Lucknow/New Delhi, April 28 (IANS) The Allahabad High Court’s Lucknow Bench has dismissed a writ petition filed by a member of the transgender (Kinnar) community seeking judicial protection and territorial demarcation of customary “badhai” or “jajmani” rights in Uttar Pradesh’s Gonda district, holding that no person can claim a legal or fundamental right to collect money from individuals without sanction of law.
A Division Bench of Justices Alok Mathur and Amitabh Kumar Rai refused to grant relief to petitioner Rekha Devi, who had sought directions for declaring exclusive territorial jurisdiction for the collection of badhai from Kati ka Pul in Jarwal town to Ghaghra Ghat and up to Saryu Bridge in Colonelganj to avoid violent disputes within the community.
The petitioner argued that members of the Kinnar community had traditionally exercised customary rights to collect badhai on auspicious occasions and that overlapping territorial claims among different groups had triggered violent clashes, including murderous assaults and grievous injuries.
Rejecting the plea, the Allahabad High Court held that such claimed customary rights cannot be legitimised in the absence of any statutory backing.
“Needless to say, there is no legitimate or legal backing permitting any person or individual from collecting / extracting any money, tax, fee or cess from any individual except in accordance with law.

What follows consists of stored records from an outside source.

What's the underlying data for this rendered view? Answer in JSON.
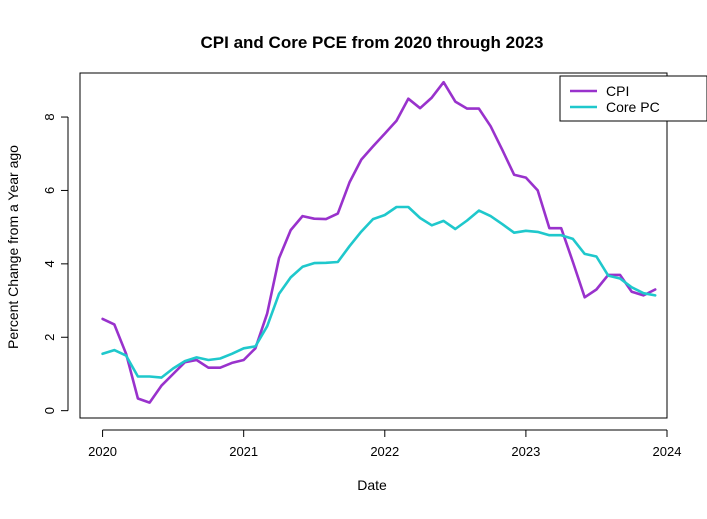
{
  "chart_data": {
    "type": "line",
    "title": "CPI and Core PCE from 2020 through 2023",
    "xlabel": "Date",
    "ylabel": "Percent Change from a Year ago",
    "xlim": [
      2019.84,
      2024.0
    ],
    "ylim": [
      -0.2,
      9.2
    ],
    "x_ticks": [
      2020,
      2021,
      2022,
      2023,
      2024
    ],
    "y_ticks": [
      0,
      2,
      4,
      6,
      8
    ],
    "legend_position": "top-right",
    "x": [
      "2020-01",
      "2020-02",
      "2020-03",
      "2020-04",
      "2020-05",
      "2020-06",
      "2020-07",
      "2020-08",
      "2020-09",
      "2020-10",
      "2020-11",
      "2020-12",
      "2021-01",
      "2021-02",
      "2021-03",
      "2021-04",
      "2021-05",
      "2021-06",
      "2021-07",
      "2021-08",
      "2021-09",
      "2021-10",
      "2021-11",
      "2021-12",
      "2022-01",
      "2022-02",
      "2022-03",
      "2022-04",
      "2022-05",
      "2022-06",
      "2022-07",
      "2022-08",
      "2022-09",
      "2022-10",
      "2022-11",
      "2022-12",
      "2023-01",
      "2023-02",
      "2023-03",
      "2023-04",
      "2023-05",
      "2023-06",
      "2023-07",
      "2023-08",
      "2023-09",
      "2023-10",
      "2023-11",
      "2023-12"
    ],
    "series": [
      {
        "name": "CPI",
        "color": "#9932CC",
        "values": [
          2.5,
          2.35,
          1.55,
          0.33,
          0.22,
          0.68,
          1.0,
          1.32,
          1.38,
          1.17,
          1.17,
          1.3,
          1.38,
          1.7,
          2.65,
          4.15,
          4.92,
          5.3,
          5.23,
          5.22,
          5.37,
          6.22,
          6.84,
          7.2,
          7.55,
          7.9,
          8.5,
          8.24,
          8.53,
          8.95,
          8.42,
          8.23,
          8.23,
          7.75,
          7.1,
          6.43,
          6.35,
          6.0,
          4.97,
          4.97,
          4.05,
          3.09,
          3.3,
          3.7,
          3.7,
          3.24,
          3.14,
          3.3
        ]
      },
      {
        "name": "Core PC",
        "color": "#1FC8CC",
        "values": [
          1.55,
          1.65,
          1.5,
          0.93,
          0.93,
          0.9,
          1.15,
          1.35,
          1.45,
          1.38,
          1.42,
          1.55,
          1.7,
          1.75,
          2.3,
          3.18,
          3.63,
          3.92,
          4.02,
          4.03,
          4.05,
          4.48,
          4.88,
          5.22,
          5.33,
          5.55,
          5.55,
          5.25,
          5.05,
          5.17,
          4.95,
          5.18,
          5.45,
          5.3,
          5.08,
          4.85,
          4.9,
          4.87,
          4.78,
          4.78,
          4.68,
          4.27,
          4.2,
          3.68,
          3.6,
          3.36,
          3.2,
          3.14
        ]
      }
    ]
  }
}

Such rights as sought by the petitioner are not recognized by law, and accordingly, the courts in their power under Article 226 of the Constitution of India cannot legitimize the acts of the petitioner without there being any backing of law,” the Justice Mathur-led Bench said.
It further observed that the extraction of money from citizens, whether voluntary or otherwise, cannot be judicially protected outside the framework of law.
“Extraction of money from any individual willfully or otherwise cannot be permitted to be made, and any citizen of this country can be directed to pay only such amounts of tax, cess or fee which can be legitimately extracted from such individuals in accordance with law,” the order stated.
The Allahabad High Court also recorded that neither the Transgender Persons (Protection of Rights) Act, 2019, nor any existing legal framework recognises or safeguards such territorial jajmani claims.
Observing that granting such relief would effectively legitimise extortion or illegal monetary extraction, the Justice Mathur-led Bench cautioned that judicial indulgence in such matters could create precedent for similar claims by unlawful groups.
“In case any indulgence is shown in the respect of the petitioner, there may be several other persons / gangs which may be operating and making illegal extraction / extortion from individuals, and such illegal extraction has never been sanctioned by law in this country and such extraction is an offence under the Bhartiya Nyaya Sanhita,” the Allahabad HC held, dismissing the writ petition as devoid of merit.